Customer-edge switch 1 (CE1) configuration:
Switch(config)# interface gigabitethernet0/1
Switch(config-if)# port-type nni
Switch(config-if)# switchport trunk allowed vlan 10
Switch(config-if)# switchport mode trunk
Switch(config-if)# ethernet oam remote-loopback supported
Switch(config-if)# ethernet oam
Provider-edge switch 1 (PE1) configuration:
Switch(config)# interface gigabitethernet0/5
Switch(config-if)# switchport trunk encapsulation dot1q
Switch(config-if)# switchport mode trunk
Switch(config-if)# ethernet cfm mip level 7
Switch(config-if)# ethernet cfm mep level 4 mpid 100 vlan 10
Switch(config-if)# ethernet uni id 2004-20
Switch(config-if)# ethernet oam remote-loopback supported
Switch(config-if)# ethernet oam
Switch(config-if)# service instance 10 ethernet BLUE
Switch(config-if-srv)# ethernet lmi ce-vlan map 10
Switch(config-if-srv)# exit
Provider-edge switch 2 (PE2) configuration:
Switch(config)# interface gigabitethernet1/20
Switch(config-if)# switchport mode trunk
Switch(config-if)# ethernet cfm mip level 7
Switch(config-if)# ethernet cfm mep level 4 mpid 101 vlan 10
Switch(config-if)# ethernet uni id 2004-20
Switch(config-if)# ethernet oam remote-loopback supported
Switch(config-if)# ethernet oam
Switch(config-if)# service instance 10 ethernet BLUE
Switch(config-if-srv)# ethernet lmi ce-vlan map 10
Switch(config-if-srv)# exit
Customer-edge switch 2 (CE2) configuration:
Switch(config)# interface gigabitethernet0/1
Switch(config-if)# port-type nni
Switch(config-if)# switchport trunk allowed vlan 10
Switch(config-if)# switchport mode trunk
Switch(config-if)# ethernet oam remote-loopback supported
Switch(config-if)# ethernet oam
These are examples of the output showing provider-edge switch port status of the configuration. Port status shows as UP at both switches.
Switch PE1:
Switch# show ethernet cfm maintenance points remote
MPID Level Mac Address Vlan PortState InGressPort Age(sec) Service ID
101 * 4 0015.633f.6900 10 UP Gi0/1 27 blue
Switch PE2:
Switch# show ethernet cfm maintenance points remote
MPID Level Mac Address Vlan PortState InGressPort Age(sec) Service ID
100 * 4 0012.00a3.3780 10 UP Gi0/1 8 blue
This example shows the outputs when you start remote loopback on CE1 (or PE1). The port state on the remote PE switch shows as Test and the remote CE switch goes into error-disable mode.

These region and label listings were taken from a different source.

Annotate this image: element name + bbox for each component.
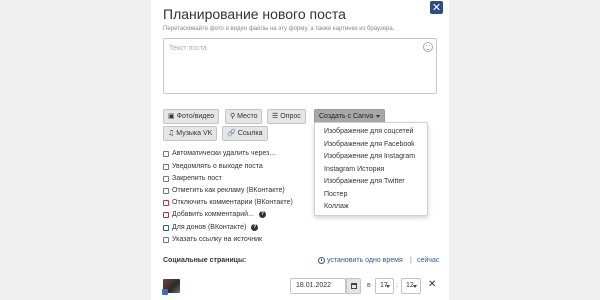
help-icon[interactable]: ?: [258, 211, 266, 218]
menu-item-collage[interactable]: Коллаж: [324, 203, 349, 210]
time-colon: :: [396, 282, 398, 289]
checkbox[interactable]: [163, 150, 169, 157]
music-vk-button[interactable]: ♫ Музыка VK: [163, 126, 218, 141]
checkbox[interactable]: [163, 163, 169, 170]
checkbox[interactable]: [163, 175, 169, 182]
donors-checkbox[interactable]: Для донов (ВКонтакте) ?: [163, 224, 259, 231]
minute-select[interactable]: 12: [401, 278, 421, 294]
separator: |: [410, 257, 412, 264]
menu-item-twitter-image[interactable]: Изображение для Twitter: [324, 178, 405, 185]
checkbox[interactable]: [163, 187, 169, 194]
chevron-down-icon: [386, 285, 390, 288]
source-link-checkbox[interactable]: Указать ссылку на источник: [163, 236, 262, 243]
auto-delete-checkbox[interactable]: Автоматически удалить через...: [163, 150, 275, 157]
menu-item-poster[interactable]: Постер: [324, 191, 347, 198]
hour-select[interactable]: 17: [375, 278, 394, 294]
place-button[interactable]: ⚲ Место: [225, 109, 263, 124]
list-icon: ☰: [272, 112, 279, 120]
photo-video-button[interactable]: ▣ Фото/видео: [163, 109, 220, 124]
notify-checkbox[interactable]: Уведомлять о выходе поста: [163, 163, 263, 170]
post-text-placeholder: Текст поста: [169, 45, 207, 52]
social-pages-label: Социальные страницы:: [163, 257, 247, 264]
map-marker-icon: ⚲: [230, 112, 236, 120]
image-icon: ▣: [168, 112, 175, 120]
mark-as-ad-checkbox[interactable]: Отметить как рекламу (ВКонтакте): [163, 187, 285, 194]
menu-item-instagram-image[interactable]: Изображение для Instagram: [324, 153, 415, 160]
checkbox[interactable]: [163, 236, 169, 243]
pin-post-checkbox[interactable]: Закрепить пост: [163, 175, 222, 182]
drag-drop-hint: Перетаскивайте фото и видео файлы на эту…: [163, 26, 395, 32]
calendar-button[interactable]: [346, 278, 361, 294]
dialog-title: Планирование нового поста: [163, 6, 346, 22]
menu-item-facebook-image[interactable]: Изображение для Facebook: [324, 141, 415, 148]
disable-comments-checkbox[interactable]: Отключить комментарии (ВКонтакте): [163, 199, 293, 206]
close-button[interactable]: ✕: [430, 1, 443, 14]
calendar-icon: [350, 283, 357, 289]
now-link[interactable]: сейчас: [417, 257, 439, 264]
add-comment-checkbox[interactable]: Добавить комментарий... ?: [163, 211, 266, 218]
checkbox[interactable]: [163, 224, 169, 231]
chevron-down-icon: [376, 115, 381, 118]
menu-item-instagram-story[interactable]: Instagram История: [324, 166, 384, 173]
link-icon: 🔗: [227, 129, 236, 137]
poll-button[interactable]: ☰ Опрос: [267, 109, 306, 124]
clock-icon: [318, 257, 325, 264]
at-label: в: [367, 282, 371, 289]
help-icon[interactable]: ?: [251, 224, 259, 231]
link-button[interactable]: 🔗 Ссылка: [222, 126, 268, 141]
music-icon: ♫: [168, 129, 175, 137]
checkbox[interactable]: [163, 211, 169, 218]
vk-badge-icon: [162, 289, 168, 295]
canva-dropdown-menu: Изображение для соцсетей Изображение для…: [314, 122, 428, 216]
set-one-time-link[interactable]: установить одно время: [318, 257, 403, 264]
checkbox[interactable]: [163, 199, 169, 206]
emoji-icon[interactable]: [423, 42, 433, 52]
remove-page-button[interactable]: ✕: [428, 279, 436, 290]
chevron-down-icon: [413, 285, 417, 288]
date-input[interactable]: 18.01.2022: [290, 278, 346, 294]
post-text-input[interactable]: Текст поста: [163, 38, 437, 94]
menu-item-social-image[interactable]: Изображение для соцсетей: [324, 128, 413, 135]
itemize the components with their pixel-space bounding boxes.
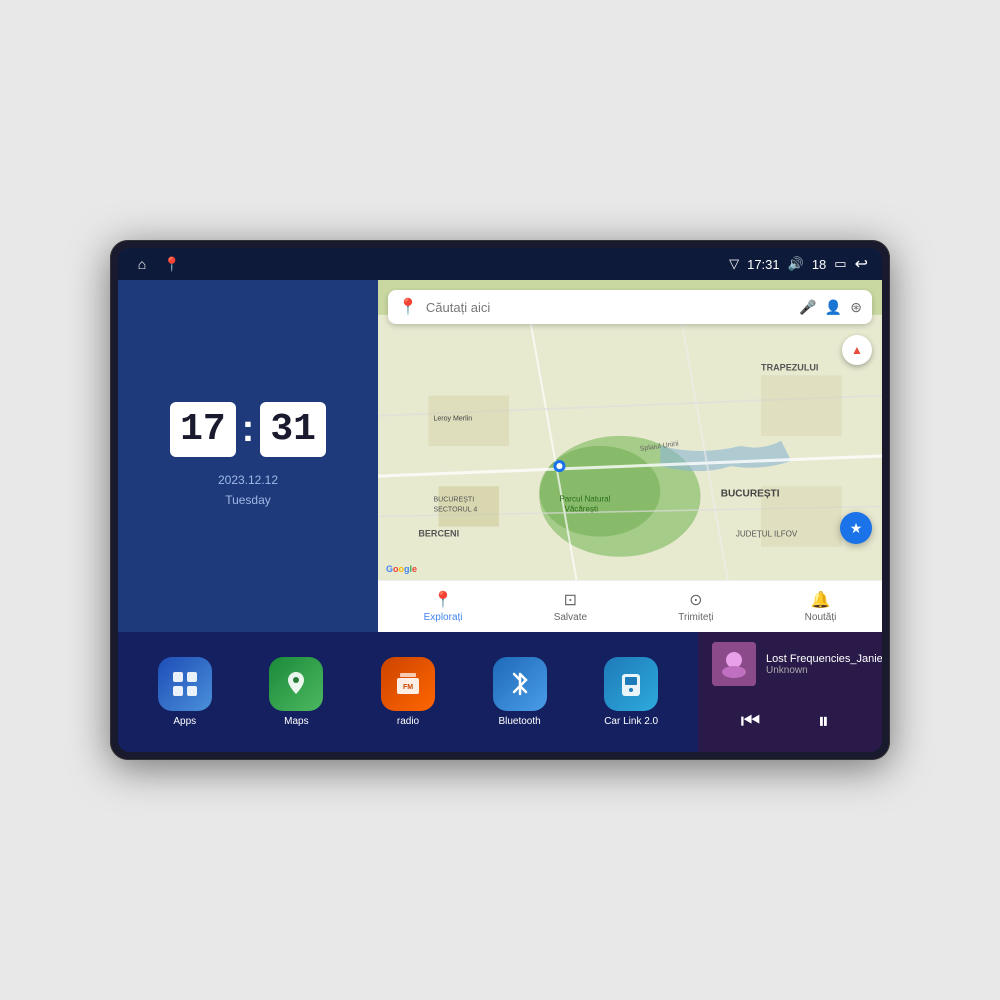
map-compass[interactable]: ▲ [842, 335, 872, 365]
map-area[interactable]: TRAPEZULUI BUCUREȘTI JUDEȚUL ILFOV BERCE… [378, 280, 882, 632]
main-area: 17 : 31 2023.12.12 Tuesday [118, 280, 882, 752]
clock-display: 17 : 31 [170, 402, 326, 457]
music-info: Lost Frequencies_Janieck Devy-... Unknow… [766, 653, 882, 676]
battery-icon: ▭ [834, 256, 846, 272]
clock-widget: 17 : 31 2023.12.12 Tuesday [118, 280, 378, 632]
clock-colon: : [242, 408, 255, 451]
map-search-text: Căutați aici [426, 300, 791, 315]
carlink-label: Car Link 2.0 [604, 716, 658, 727]
volume-icon: 🔊 [788, 256, 804, 272]
clock-minute: 31 [260, 402, 326, 457]
map-pin-icon: 📍 [398, 297, 418, 317]
news-icon: 🔔 [811, 590, 831, 610]
music-playpause-button[interactable]: ⏸ [808, 704, 839, 738]
apps-label: Apps [173, 716, 196, 727]
app-item-radio[interactable]: FM radio [381, 657, 435, 727]
bluetooth-label: Bluetooth [498, 716, 540, 727]
saved-icon: ⊡ [564, 590, 577, 610]
music-thumbnail [712, 642, 756, 686]
music-title: Lost Frequencies_Janieck Devy-... [766, 653, 882, 665]
back-icon[interactable]: ↩ [855, 254, 868, 274]
bottom-section: Apps Maps [118, 632, 882, 752]
app-item-maps[interactable]: Maps [269, 657, 323, 727]
status-left: ⌂ 📍 [132, 254, 182, 274]
map-mic-icon[interactable]: 🎤 [799, 299, 816, 316]
svg-text:BERCENI: BERCENI [418, 529, 459, 539]
app-item-carlink[interactable]: Car Link 2.0 [604, 657, 658, 727]
app-item-bluetooth[interactable]: Bluetooth [493, 657, 547, 727]
screen: ⌂ 📍 ▽ 17:31 🔊 18 ▭ ↩ 17 : [118, 248, 882, 752]
music-controls: ⏮ ⏸ ⏭ [712, 700, 882, 742]
top-section: 17 : 31 2023.12.12 Tuesday [118, 280, 882, 632]
svg-text:FM: FM [403, 684, 413, 691]
apps-icon [158, 657, 212, 711]
svg-text:BUCUREȘTI: BUCUREȘTI [433, 496, 474, 503]
map-bottom-nav: 📍 Explorați ⊡ Salvate ⊙ Trimiteți 🔔 [378, 580, 882, 632]
music-player: Lost Frequencies_Janieck Devy-... Unknow… [698, 632, 882, 752]
map-search-bar[interactable]: 📍 Căutați aici 🎤 👤 ⊛ [388, 290, 872, 324]
google-logo: Google [386, 564, 417, 574]
music-prev-button[interactable]: ⏮ [731, 704, 771, 738]
send-icon: ⊙ [689, 590, 702, 610]
maps-icon [269, 657, 323, 711]
radio-label: radio [397, 716, 419, 727]
map-nav-saved[interactable]: ⊡ Salvate [554, 590, 587, 623]
carlink-icon [604, 657, 658, 711]
app-item-apps[interactable]: Apps [158, 657, 212, 727]
svg-text:JUDEȚUL ILFOV: JUDEȚUL ILFOV [736, 530, 798, 539]
map-account-icon[interactable]: 👤 [825, 299, 842, 316]
svg-text:SECTORUL 4: SECTORUL 4 [433, 506, 477, 513]
clock-date: 2023.12.12 Tuesday [218, 471, 278, 509]
signal-icon: ▽ [729, 256, 739, 272]
device-shell: ⌂ 📍 ▽ 17:31 🔊 18 ▭ ↩ 17 : [110, 240, 890, 760]
radio-icon: FM [381, 657, 435, 711]
clock-hour: 17 [170, 402, 236, 457]
music-top: Lost Frequencies_Janieck Devy-... Unknow… [712, 642, 882, 686]
svg-text:TRAPEZULUI: TRAPEZULUI [761, 362, 818, 372]
status-bar: ⌂ 📍 ▽ 17:31 🔊 18 ▭ ↩ [118, 248, 882, 280]
maps-label: Maps [284, 716, 308, 727]
battery-level: 18 [812, 257, 826, 272]
status-time: 17:31 [747, 257, 780, 272]
status-right: ▽ 17:31 🔊 18 ▭ ↩ [729, 254, 868, 274]
map-nav-send[interactable]: ⊙ Trimiteți [678, 590, 713, 623]
svg-text:Parcul Natural: Parcul Natural [559, 494, 610, 503]
maps-small-icon[interactable]: 📍 [162, 254, 182, 274]
music-next-button[interactable]: ⏭ [876, 704, 882, 738]
apps-dock: Apps Maps [118, 632, 698, 752]
music-artist: Unknown [766, 665, 882, 676]
map-nav-fab[interactable]: ★ [840, 512, 872, 544]
svg-text:BUCUREȘTI: BUCUREȘTI [721, 488, 780, 499]
home-icon[interactable]: ⌂ [132, 254, 152, 274]
svg-text:Leroy Merlin: Leroy Merlin [433, 416, 472, 423]
bluetooth-icon [493, 657, 547, 711]
map-nav-news[interactable]: 🔔 Noutăți [805, 590, 837, 623]
explore-icon: 📍 [433, 590, 453, 610]
svg-text:Văcărești: Văcărești [564, 504, 598, 513]
map-layers-icon[interactable]: ⊛ [850, 299, 862, 316]
map-nav-explore[interactable]: 📍 Explorați [424, 590, 463, 623]
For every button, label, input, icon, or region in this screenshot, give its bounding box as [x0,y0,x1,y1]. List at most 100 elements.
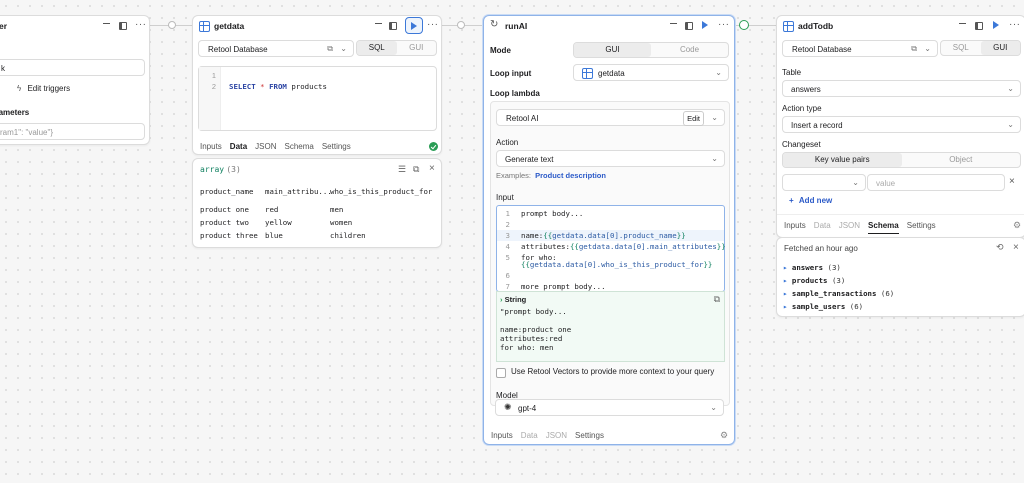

Switch# ethernet oam remote-loopback start interface gigabitEthernet 0/1
This is a intrusive loopback.
Therefore, while you test Ethernet OAM MAC connectivity,
you will be unable to pass traffic across that link.
Proceed with Remote Loopback? [confirm]
Switch PE1:
Switch# show ethernet cfm maintenance points remote
MPID Level Mac Address Vlan PortState InGressPort Age(sec) Service ID
101 * 4 0015.633f.6900 10 UP Gi0/1 27 blue
Switch PE2:
Switch# show ethernet cfm maintenance points remote
MPID Level Mac Address Vlan PortState InGressPort Age(sec) Service ID
100 * 4 0012.00a3.3780 10 TEST Gi1/1/1 8 blue
In addition, if you shut down the CE1 interface that connects to PE1, the remote PE2 port will show a PortState of Down.